Preeclampsia isn’t exactly preventable—but there are still plenty of things expectant mothers can do to try to keep preeclampsia away.
First, you need to understand what preeclampsia is.
It’s called preeclampsia because the symptoms can cause seizures—at which point preeclampsia becomes eclampsia.
While the exact causes of preeclampsia and eclampsia are unknown, the conditions are a result of a placenta that’s not functioning properly.
Some researchers believe poor nutrition, high body fat, or insufficient blood flow to the uterus are possible causes, while others believe good ol’ genetics are also a factor.
Symptoms include excessive and abrupt weight gain—mostly from water—as well as major swelling, extremely high blood pressure, and high protein count in your urine.
I was one of those severe cases.
At one point, my blood pressure soared to 195 over 120 and my protein count reached 14.
It was, of course, at this point that my doctor decided Cooper must be delivered—or else we were both toast.
The strange thing about all of this is, I felt pretty fine during all of it, despite the fact that I gained forty pounds of water weight in less than a week and my feet, legs, and ankles were so swollen they broke my favorite pair of flip-flops.
In fact, had I not gone for a regular, routine visit to my doctor, I probably wouldn’t have made it to the hospital in time.
Now, back to what expectant mothers can do to try to prevent these conditions from occurring.

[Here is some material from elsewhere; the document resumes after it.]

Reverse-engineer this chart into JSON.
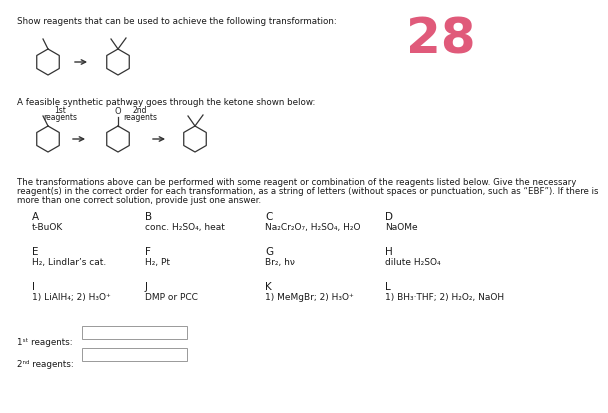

Some of the other factors that put women at risk for preeclampsia include a history in your mother or a sister, first-time pregnancies, pregnancy in your teens, and pregnancy in women over 40. Obesity, a pregnancy of multiples(twins, triplets, etc.), a history of diabetes, kidney disease, lupus, and rheumatoid arthritis, and a history of high blood pressure are all considered common factors of preeclampsia and eclampsia—but I didn’t have a history of any of these problems.
In fact, the only other problem I had had with my pregnancy was hyperemesis gravidarum during my first and second trimester—but according to my doctor, HG wasn’t a factor in preeclampsia.
Now that you know some of the risk factors—and the fact that you can just be a freak of nature like myself and get it without being prone to any of these risks—here’s what you can do to prevent it.
The only cure for preeclampsia and eclampsia is delivering your baby—and if it’s sooner than 37 weeks, your baby may be at risk for developmental delays and other problems.
Take it from me, adjusting your diet and lifestyle to prevent these conditions is more than worth it.